Duplication of the pituitary gland

A 5-year-old girl was referred to the radiology department for investigation of developmental delay and suspected focal seizures. Dysmorphic features included hypertelorism, flat nasal bridge, bifid tongue, cleft lip and palate. She had mild global developmental delay and at the age of 4, she presented with staring events with abnormal oral movements.

A Magnetic Resonance Imaging (MRI) of the brain was performed which showed a complete duplication of the pituitary gland with two posterior pituitary bright spots and paired infundibula, located in two separated infundibular recesses (Fig. 1). There was thickening of the floor of the third ventricle as a result of fusion of the mammillary bodies and the tuber cinereum (Fig. 2). The olfactory bulbs were absent and there was apparent hypertelorism. In addition, a T1- and T2- heterogeneous, tubular mass was identified in the midline frontal region, above the sphenoid bone (Fig. 3). The susceptibility-weighted imaging demonstrated predominantly chemical shift artefact within the lesion, with some presumed blooming artefact suggestive of calcification.

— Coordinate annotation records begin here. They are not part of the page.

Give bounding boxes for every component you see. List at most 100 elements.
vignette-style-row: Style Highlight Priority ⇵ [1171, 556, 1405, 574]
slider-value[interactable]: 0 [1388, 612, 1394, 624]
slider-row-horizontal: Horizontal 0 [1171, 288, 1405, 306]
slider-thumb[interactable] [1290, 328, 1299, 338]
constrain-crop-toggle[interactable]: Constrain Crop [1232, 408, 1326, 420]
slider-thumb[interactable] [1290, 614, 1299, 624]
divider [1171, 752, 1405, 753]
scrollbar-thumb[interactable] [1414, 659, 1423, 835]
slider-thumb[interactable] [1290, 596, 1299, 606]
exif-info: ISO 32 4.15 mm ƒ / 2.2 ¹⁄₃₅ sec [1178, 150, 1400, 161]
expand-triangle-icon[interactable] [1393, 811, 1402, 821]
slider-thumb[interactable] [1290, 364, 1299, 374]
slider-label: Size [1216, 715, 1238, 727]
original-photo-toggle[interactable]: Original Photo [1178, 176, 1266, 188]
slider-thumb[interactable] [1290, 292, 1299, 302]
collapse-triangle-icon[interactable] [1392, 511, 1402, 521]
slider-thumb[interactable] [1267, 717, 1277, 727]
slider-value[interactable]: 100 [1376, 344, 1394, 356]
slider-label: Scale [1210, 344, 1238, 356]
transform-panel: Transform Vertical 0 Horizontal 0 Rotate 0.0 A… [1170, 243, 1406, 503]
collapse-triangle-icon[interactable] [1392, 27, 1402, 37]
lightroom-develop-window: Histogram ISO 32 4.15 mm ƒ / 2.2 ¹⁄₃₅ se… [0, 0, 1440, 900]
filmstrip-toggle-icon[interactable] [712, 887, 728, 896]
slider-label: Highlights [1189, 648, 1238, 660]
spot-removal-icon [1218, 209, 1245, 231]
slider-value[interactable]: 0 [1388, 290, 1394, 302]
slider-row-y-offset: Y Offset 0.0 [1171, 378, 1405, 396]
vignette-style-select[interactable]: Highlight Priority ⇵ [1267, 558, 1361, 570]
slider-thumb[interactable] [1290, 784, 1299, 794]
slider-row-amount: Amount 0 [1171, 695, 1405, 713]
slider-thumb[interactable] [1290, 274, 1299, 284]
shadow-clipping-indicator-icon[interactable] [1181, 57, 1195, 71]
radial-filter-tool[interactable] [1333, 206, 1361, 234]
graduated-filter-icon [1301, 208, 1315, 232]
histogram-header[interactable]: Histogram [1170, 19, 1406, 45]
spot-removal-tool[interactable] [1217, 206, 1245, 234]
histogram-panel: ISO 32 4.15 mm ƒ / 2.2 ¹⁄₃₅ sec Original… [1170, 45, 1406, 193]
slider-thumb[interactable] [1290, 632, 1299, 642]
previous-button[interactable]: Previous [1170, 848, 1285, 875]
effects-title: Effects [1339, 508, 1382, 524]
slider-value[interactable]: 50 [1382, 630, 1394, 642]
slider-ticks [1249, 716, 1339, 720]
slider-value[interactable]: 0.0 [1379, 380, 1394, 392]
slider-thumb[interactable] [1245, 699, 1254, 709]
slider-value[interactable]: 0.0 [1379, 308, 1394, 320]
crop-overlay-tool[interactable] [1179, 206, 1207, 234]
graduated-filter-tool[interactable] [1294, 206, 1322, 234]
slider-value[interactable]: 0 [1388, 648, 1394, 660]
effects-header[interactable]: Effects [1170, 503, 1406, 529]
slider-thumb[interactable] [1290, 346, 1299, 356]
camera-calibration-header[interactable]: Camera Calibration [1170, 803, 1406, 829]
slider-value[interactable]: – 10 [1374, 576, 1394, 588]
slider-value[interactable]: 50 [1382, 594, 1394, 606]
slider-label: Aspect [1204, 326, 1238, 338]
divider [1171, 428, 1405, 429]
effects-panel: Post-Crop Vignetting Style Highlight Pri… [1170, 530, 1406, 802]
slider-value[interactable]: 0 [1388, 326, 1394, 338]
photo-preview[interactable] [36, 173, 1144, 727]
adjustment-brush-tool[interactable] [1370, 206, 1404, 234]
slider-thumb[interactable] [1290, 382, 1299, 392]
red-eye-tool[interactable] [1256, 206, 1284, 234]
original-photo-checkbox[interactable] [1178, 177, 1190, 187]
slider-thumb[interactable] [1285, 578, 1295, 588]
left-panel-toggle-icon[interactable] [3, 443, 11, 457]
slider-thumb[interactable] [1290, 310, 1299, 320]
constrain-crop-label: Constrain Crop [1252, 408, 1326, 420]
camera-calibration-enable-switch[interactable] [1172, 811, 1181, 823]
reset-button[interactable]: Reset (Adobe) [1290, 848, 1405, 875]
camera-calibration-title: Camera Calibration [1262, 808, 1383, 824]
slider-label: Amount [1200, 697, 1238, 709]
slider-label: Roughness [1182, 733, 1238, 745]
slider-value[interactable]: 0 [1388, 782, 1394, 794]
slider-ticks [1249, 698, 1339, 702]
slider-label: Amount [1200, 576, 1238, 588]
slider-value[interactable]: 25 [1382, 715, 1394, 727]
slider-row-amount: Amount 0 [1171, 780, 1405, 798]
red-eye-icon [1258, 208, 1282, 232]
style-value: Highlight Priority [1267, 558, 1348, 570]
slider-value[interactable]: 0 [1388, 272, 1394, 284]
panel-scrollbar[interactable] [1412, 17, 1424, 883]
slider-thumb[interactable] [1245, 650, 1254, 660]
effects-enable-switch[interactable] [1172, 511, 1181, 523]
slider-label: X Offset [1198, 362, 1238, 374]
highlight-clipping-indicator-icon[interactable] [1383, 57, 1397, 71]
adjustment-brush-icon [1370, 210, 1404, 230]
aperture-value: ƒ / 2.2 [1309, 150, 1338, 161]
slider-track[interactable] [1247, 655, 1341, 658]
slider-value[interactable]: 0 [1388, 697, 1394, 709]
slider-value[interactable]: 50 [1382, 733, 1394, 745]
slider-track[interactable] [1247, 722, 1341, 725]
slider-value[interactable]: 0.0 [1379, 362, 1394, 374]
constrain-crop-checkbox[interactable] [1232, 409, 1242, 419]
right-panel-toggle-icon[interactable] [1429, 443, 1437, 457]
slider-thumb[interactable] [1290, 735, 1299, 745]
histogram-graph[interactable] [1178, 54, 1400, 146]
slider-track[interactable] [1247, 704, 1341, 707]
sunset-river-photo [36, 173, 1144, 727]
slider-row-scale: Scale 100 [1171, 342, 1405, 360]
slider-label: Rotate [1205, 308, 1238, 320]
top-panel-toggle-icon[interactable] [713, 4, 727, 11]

A Computed Tomography (CT) of the brain confirmed a predominantly fatty mass with a small focus of calcification (Fig. 4). These findings were suggestive of a teratoma. No lesion extension into the nasopharynx was observed. The CT also confirmed hypertelorism and a left-sided cleft palate (Fig. 4).

Duplication of the pituitary gland (DPG) is a very rare developmental anomaly with the most recent review reporting 42 cases worldwide [1, 2, 3]. There have been multiple theories proposed in the past to explain the occurrence of DPG. As the notochord induces formation of the pituitary plaque, splitting of the rostral notochord and pre-chordal plate during blastogenesis seems to be the most feasible explanation [1, 3, 4, 5]. The initiating factor for notochordal splitting is unknown although maternal exposure to physical and chemical teratogenic factors or ill health during the sensitive period of organogenesis are considered [5].

The pituitary duplication is almost always associated with other craniofacial developmental abnormalities. Thus, the term DPG-plus syndrome has been proposed by some authors [1, 3]. Pituitary duplication should be considered in all patients who present with midline abnormalities and MRI of the brain is essential for these patients [1, 6]. The most common of these abnormalities are facial dysmorphism such as hypertelorism or lip and palate clefting, bifid tongue, nasopharyngeal mature teratomas, agenesis of the corpus callosum, absence of the olfactory bulbs and abnormalities of the vertebrae. The tubo-mammillary fusion (hypothalamic pseudo-hamartoma) is almost always present and is postulated to be associated with precocious or delayed puberty. Hence, clinical surveillance of pubertal development is recommended by some authors [6].

The management of patients with duplication of the pituitary gland should be multidisciplinary dependent on associated structural abnormalities, like cleft lip and palate, pharyngeal teratoma with or without intracranial extension, abnormalities of pubertal development and intellectual disabilities. Our patient was assessed by geneticists who have advised against further genetic testing as the rarity of this condition means a genetic link is not likely with a normal karyotype and microarray. The 11-month follow-up brain MRI showed a minimal interval increase in the size of the frontal midline mass, otherwise with no significant interval change in appearance.

‘Written informed patient consent for publication has been obtained.’